Is Phish Great? Grantland's Steven Hyden Thinks So
"Is Phish a great band?"
Here in Vermont, that's not a question as much as it is sacrilege. Phish fandom is practically a Green Mountain birthright, and woe to the unsuspecting noob who dares ask that question — or maybe more accurately, answer it, especially in the negative. But in the scrolls of rock history, there is a difference between being great, and being great. And with the 30th anniversary of Phish's first show coming up later this year, it is a natural time to ponder whether Phish belong, historically speaking, in the pantheon alongside the likes of the Beatles, the Rolling Stones and Led Zepplin.
In a recent piece for the sports and culture website Grantland, veteran music journalist and critic Steven Hyden suggests there's a good chance they do — or at least they will one day. Despite his Pitchfork pedigree — Hyden is a longtime contributor to the online mecca of indie snark — his conclusion that Vermont's most famous musical export belongs in the conversation of all-time great rock bands isn't that surprising. Even haters have to admit Phish have earned a place in rock-and-roll lore and should be enshrined in Cleveland one day. What is interesting is how he arrives at his conclusion, raising a number of provocative, and perplexing, questions about the way we perceive rock greatness and how that might be changing amid a shifting paradigm.
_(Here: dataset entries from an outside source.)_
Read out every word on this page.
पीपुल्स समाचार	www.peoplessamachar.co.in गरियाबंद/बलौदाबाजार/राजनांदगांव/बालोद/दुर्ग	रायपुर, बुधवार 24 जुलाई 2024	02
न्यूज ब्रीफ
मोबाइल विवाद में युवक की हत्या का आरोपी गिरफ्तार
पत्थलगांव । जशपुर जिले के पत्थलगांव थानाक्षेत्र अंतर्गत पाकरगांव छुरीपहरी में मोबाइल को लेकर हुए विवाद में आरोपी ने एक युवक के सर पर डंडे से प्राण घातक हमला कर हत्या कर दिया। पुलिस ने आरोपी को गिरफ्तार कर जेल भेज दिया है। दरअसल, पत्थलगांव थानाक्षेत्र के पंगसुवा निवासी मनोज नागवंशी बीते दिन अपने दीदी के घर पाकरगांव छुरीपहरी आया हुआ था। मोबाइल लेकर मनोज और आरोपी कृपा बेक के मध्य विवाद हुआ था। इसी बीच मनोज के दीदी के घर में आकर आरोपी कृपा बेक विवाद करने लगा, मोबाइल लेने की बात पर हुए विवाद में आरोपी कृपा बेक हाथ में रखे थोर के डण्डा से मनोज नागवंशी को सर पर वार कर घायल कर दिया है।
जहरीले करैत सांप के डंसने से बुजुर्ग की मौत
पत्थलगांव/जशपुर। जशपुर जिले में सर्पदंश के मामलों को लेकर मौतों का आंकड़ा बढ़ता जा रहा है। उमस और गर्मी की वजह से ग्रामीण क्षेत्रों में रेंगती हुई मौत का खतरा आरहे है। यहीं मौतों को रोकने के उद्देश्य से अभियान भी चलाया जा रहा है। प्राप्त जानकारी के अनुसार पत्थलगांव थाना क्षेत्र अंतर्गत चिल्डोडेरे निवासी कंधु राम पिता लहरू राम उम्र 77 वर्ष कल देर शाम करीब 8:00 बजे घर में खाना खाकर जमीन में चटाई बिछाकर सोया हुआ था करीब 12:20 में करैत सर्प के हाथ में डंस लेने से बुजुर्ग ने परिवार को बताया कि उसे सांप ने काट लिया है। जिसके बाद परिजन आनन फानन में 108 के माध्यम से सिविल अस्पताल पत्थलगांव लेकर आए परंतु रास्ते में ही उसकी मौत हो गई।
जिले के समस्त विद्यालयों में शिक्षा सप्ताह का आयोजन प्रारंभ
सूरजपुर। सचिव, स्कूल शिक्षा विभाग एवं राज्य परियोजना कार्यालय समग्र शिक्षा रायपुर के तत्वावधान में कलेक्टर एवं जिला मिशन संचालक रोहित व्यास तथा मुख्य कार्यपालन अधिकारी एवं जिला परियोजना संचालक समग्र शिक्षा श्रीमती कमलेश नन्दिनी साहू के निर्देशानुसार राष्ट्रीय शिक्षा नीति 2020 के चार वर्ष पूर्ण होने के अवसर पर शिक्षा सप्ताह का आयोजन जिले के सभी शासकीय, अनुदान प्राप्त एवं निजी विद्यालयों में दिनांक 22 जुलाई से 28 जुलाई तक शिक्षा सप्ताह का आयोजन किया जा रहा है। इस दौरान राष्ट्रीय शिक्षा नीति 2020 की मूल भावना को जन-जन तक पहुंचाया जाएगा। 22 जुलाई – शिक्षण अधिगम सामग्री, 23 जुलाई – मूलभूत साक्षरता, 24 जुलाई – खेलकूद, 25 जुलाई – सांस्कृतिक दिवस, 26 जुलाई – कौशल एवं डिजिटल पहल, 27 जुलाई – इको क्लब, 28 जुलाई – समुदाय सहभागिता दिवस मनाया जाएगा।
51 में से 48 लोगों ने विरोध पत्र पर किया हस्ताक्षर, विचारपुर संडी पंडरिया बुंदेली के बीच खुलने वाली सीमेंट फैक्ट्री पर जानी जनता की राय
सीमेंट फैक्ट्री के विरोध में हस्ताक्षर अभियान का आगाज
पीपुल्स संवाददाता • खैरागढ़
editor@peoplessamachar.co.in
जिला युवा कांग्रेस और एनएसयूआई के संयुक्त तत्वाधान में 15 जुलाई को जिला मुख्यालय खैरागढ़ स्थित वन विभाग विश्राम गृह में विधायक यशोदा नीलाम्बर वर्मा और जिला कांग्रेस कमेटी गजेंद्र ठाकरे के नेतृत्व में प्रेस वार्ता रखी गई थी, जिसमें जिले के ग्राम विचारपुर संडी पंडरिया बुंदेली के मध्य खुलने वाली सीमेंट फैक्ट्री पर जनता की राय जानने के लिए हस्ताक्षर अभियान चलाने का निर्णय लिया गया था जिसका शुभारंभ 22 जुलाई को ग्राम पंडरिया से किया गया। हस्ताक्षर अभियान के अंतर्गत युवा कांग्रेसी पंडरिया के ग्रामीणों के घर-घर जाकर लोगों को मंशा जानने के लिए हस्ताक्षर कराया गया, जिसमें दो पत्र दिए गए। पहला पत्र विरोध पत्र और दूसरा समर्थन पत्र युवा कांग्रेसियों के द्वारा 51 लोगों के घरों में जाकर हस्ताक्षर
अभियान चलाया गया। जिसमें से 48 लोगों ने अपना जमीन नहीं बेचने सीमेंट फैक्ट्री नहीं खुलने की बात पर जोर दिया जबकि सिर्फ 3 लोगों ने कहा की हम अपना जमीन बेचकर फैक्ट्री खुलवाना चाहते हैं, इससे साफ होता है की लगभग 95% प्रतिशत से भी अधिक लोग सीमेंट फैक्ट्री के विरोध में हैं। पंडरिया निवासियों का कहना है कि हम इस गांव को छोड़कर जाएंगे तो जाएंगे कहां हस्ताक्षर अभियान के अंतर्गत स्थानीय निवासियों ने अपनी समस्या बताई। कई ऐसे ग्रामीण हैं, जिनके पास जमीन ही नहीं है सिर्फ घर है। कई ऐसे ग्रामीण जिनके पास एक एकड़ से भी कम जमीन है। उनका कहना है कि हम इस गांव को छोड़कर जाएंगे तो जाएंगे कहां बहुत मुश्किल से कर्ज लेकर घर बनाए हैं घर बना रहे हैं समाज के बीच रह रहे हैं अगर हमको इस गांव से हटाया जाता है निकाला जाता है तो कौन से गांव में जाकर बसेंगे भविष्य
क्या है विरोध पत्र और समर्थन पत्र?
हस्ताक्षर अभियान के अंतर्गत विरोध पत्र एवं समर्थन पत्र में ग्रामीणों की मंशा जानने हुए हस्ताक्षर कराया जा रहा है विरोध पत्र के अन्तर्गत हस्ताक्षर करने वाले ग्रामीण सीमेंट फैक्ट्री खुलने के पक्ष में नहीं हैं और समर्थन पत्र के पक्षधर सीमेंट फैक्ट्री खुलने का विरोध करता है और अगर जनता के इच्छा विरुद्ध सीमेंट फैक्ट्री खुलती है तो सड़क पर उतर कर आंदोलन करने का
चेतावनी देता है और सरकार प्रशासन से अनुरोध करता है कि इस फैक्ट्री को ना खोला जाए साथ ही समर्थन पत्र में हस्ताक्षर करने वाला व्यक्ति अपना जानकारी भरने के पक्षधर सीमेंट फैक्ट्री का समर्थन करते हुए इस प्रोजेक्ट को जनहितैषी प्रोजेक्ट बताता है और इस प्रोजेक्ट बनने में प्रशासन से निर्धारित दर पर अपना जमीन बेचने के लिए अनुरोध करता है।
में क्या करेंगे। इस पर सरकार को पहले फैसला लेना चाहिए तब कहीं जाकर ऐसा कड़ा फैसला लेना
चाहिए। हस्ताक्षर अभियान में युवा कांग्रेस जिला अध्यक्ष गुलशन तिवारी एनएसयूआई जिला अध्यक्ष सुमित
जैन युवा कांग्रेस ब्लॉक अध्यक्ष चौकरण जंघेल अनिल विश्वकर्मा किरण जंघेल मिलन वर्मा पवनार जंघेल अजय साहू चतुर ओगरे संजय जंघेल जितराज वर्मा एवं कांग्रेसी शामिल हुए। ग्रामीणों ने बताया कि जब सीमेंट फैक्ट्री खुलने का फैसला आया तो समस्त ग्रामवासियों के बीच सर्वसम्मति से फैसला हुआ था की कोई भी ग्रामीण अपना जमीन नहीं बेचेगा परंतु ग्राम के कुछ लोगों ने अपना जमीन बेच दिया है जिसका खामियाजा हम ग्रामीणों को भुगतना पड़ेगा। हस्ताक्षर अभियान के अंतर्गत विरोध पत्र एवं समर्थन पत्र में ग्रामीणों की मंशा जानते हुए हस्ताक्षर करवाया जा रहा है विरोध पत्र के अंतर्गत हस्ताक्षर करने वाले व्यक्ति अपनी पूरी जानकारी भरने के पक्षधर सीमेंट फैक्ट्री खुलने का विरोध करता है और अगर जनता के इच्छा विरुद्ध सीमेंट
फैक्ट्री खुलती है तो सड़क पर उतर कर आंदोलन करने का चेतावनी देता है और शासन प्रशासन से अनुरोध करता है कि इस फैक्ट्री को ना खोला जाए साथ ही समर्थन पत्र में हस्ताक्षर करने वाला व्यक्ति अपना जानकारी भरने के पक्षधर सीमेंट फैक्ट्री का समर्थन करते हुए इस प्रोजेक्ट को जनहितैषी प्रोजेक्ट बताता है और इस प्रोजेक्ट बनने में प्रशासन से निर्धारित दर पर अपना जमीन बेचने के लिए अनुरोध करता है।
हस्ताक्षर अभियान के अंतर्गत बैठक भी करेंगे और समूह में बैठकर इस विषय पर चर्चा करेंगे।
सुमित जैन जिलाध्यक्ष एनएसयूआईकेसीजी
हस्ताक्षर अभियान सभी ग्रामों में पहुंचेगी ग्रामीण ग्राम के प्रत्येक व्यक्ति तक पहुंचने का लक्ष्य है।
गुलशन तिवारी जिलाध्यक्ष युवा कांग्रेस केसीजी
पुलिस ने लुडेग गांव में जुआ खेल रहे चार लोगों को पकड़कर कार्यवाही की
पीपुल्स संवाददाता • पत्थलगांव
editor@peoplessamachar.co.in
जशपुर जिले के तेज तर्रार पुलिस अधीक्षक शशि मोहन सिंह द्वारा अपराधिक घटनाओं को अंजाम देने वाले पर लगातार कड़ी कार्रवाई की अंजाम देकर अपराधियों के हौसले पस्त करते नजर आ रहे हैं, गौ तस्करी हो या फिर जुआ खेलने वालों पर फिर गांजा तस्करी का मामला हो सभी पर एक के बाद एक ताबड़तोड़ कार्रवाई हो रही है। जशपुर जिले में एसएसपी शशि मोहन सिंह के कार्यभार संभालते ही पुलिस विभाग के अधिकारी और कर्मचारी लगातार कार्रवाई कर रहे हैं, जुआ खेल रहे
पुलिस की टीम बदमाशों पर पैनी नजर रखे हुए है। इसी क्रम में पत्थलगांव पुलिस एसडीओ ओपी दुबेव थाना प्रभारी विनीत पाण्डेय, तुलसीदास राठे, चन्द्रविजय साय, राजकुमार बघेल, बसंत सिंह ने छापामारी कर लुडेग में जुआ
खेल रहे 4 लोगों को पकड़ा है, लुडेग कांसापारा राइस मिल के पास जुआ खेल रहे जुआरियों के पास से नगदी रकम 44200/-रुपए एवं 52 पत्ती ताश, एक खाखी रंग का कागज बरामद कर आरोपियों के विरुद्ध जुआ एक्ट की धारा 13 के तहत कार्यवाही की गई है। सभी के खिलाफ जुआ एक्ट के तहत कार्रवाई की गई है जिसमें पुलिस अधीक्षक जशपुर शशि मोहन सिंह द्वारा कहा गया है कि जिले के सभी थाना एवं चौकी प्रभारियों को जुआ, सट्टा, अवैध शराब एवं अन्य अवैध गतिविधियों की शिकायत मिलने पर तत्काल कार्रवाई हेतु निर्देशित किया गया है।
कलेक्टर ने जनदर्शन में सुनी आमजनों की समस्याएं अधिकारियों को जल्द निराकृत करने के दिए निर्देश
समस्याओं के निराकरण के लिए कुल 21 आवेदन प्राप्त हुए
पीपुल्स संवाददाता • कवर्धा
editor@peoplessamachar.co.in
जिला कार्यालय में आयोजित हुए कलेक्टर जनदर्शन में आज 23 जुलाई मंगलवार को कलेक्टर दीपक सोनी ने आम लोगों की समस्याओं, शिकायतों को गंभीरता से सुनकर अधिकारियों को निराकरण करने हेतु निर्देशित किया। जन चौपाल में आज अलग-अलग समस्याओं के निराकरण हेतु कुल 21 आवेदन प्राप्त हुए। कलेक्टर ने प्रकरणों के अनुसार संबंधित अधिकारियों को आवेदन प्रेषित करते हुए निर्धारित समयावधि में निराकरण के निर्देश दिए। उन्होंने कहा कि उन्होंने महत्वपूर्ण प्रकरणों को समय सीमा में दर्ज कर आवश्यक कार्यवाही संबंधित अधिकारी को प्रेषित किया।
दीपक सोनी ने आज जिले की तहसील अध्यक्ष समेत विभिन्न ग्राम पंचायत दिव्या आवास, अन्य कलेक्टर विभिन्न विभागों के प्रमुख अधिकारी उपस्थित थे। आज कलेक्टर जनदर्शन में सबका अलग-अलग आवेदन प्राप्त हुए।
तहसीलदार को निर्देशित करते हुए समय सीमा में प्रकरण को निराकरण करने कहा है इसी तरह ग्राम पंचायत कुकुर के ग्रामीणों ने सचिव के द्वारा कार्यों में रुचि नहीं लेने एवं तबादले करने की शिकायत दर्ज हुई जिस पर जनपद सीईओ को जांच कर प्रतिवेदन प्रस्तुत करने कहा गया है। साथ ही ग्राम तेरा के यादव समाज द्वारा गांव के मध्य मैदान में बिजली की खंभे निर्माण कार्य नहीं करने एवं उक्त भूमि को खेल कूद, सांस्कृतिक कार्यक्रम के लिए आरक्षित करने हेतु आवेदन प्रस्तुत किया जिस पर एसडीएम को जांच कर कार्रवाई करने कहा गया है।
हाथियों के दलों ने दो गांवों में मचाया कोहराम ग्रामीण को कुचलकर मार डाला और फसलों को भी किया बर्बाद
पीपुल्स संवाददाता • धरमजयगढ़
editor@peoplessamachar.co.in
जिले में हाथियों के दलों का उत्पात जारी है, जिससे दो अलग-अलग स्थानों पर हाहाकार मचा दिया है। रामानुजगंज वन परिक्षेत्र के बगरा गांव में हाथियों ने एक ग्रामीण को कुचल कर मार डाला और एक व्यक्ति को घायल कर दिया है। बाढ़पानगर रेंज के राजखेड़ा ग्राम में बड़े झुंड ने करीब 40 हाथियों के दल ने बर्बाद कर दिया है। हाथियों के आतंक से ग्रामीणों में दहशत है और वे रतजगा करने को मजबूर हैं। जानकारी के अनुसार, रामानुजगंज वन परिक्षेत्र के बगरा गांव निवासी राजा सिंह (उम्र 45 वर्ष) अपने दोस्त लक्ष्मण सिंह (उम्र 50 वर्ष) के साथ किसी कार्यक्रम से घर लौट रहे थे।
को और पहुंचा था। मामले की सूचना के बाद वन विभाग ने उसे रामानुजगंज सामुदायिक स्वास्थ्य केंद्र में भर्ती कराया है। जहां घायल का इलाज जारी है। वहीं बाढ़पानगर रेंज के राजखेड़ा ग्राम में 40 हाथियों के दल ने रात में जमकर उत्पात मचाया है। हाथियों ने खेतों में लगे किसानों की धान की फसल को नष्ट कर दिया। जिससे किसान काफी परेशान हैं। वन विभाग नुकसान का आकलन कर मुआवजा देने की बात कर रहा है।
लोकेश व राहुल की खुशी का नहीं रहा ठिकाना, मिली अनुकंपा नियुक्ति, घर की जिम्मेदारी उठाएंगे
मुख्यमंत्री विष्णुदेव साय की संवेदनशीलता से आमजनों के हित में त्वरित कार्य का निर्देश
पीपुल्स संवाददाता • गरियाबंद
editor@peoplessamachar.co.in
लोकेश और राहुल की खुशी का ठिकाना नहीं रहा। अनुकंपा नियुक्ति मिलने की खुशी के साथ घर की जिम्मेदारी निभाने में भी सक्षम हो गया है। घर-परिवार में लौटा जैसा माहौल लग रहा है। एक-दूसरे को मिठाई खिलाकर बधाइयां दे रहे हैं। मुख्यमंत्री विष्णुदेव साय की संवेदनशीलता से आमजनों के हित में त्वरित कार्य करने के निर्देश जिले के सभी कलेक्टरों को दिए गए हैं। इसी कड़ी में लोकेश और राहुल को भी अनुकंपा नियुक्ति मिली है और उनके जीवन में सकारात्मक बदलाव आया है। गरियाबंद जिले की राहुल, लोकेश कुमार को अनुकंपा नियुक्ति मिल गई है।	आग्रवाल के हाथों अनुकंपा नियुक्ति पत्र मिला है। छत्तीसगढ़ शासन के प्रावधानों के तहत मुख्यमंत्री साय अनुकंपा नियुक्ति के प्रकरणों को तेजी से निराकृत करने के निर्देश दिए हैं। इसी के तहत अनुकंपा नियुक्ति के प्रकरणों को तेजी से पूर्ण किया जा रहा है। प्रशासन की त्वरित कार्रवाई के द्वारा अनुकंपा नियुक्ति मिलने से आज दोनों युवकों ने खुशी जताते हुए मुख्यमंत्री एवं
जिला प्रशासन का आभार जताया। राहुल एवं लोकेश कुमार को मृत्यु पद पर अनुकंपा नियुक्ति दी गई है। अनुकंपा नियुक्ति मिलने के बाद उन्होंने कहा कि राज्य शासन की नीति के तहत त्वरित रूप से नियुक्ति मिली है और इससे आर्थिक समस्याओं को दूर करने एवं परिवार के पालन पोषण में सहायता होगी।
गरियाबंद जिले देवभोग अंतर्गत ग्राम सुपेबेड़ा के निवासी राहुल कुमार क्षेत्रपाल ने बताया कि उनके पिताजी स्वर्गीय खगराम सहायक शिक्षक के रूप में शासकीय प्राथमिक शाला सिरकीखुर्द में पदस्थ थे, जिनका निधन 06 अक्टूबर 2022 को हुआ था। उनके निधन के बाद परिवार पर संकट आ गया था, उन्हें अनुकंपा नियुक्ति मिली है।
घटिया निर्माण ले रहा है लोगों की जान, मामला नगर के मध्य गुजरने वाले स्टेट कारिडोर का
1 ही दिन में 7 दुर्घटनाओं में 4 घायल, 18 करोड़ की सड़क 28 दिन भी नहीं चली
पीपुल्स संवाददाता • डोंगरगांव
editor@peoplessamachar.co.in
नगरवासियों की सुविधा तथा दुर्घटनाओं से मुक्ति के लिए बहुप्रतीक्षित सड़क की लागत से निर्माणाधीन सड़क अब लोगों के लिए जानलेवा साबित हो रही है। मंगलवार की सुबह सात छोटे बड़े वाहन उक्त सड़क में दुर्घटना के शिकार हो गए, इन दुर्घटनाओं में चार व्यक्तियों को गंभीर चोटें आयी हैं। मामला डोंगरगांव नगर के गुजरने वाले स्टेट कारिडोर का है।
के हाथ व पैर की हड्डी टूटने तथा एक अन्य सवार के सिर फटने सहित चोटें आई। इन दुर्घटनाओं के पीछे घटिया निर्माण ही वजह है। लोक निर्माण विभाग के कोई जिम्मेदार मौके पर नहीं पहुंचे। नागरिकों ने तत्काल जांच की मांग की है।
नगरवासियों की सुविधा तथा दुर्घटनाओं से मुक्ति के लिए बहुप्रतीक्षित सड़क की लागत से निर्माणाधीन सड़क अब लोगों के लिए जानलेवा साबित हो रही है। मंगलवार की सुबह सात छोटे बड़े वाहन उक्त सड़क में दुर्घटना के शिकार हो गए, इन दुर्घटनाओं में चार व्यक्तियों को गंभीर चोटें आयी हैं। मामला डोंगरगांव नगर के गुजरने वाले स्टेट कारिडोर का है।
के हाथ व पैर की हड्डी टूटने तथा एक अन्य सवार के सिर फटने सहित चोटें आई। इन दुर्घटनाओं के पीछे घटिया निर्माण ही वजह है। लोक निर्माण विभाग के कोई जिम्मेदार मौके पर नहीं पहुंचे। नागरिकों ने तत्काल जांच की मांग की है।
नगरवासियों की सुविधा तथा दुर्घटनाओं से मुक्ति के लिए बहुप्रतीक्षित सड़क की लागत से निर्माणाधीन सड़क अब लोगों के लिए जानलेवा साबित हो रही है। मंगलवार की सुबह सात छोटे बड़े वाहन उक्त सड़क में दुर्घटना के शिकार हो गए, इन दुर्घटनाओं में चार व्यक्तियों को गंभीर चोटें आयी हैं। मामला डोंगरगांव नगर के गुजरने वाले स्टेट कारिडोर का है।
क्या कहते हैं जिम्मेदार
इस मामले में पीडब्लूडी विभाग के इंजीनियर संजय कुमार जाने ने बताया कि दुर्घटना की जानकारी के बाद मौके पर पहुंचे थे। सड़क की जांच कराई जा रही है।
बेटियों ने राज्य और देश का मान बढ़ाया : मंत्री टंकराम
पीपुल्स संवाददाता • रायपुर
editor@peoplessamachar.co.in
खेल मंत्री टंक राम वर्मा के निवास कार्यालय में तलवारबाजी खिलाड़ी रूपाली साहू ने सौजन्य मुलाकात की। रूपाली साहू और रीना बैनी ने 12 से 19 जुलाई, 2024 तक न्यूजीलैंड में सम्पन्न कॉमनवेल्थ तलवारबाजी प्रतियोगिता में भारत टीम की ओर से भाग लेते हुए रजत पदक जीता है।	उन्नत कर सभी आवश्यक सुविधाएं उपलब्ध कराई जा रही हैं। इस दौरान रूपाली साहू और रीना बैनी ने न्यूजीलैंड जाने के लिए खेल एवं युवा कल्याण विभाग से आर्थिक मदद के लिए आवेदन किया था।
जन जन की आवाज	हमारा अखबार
Hyden's thesis is theoretical, and requires a bit of massaging to justify. Without giving too much away — you really should check out the full piece, if only for the gnarly dig on Rivers Cuomo … sigh — his basic argument is that as recorded music becomes increasingly devalued, to the point that one can rightly wonder how much longer artists will continue investing money and creative energy into making albums to sell, we could in the future increasingly prize live performance as a measure of a band's greatness over their recorded output. If that happens, he posits, it is possible we will begin to look at bands whose legacy is tied primarily to live performance, such as the Dead, as being on par with or even greater than bands, such as the Beatles, whose status as all-time greats rests largely in the excellence and subsequent influence of their recorded works. It's an interesting "what if" to consider.
Quibble all you want with their studio records, but Phish are among the top-grossing live bands in history. And their impact on the modern live concert experience — particularly the increasing mainstreaming of festivals as not just musical but cultural events — is inarguable. Might there come a day when we place more importance on that sphere of influence than iconic records or songs? A time when, as Hyden writes, we "stop talking about fixed versions of songs and begin evaluating bands on their ability to perform and refresh their body of work?" Possibly. Viewed through that prism, you can make a compelling argument that Phish are indeed all-time greats. And Hyden does. "If artists no longer have the means to make records, the concert stage will become their primary canvas," he writes.
And if that happens, a band that paints in psychedlic watercolors will very likely be viewed in a new historical light.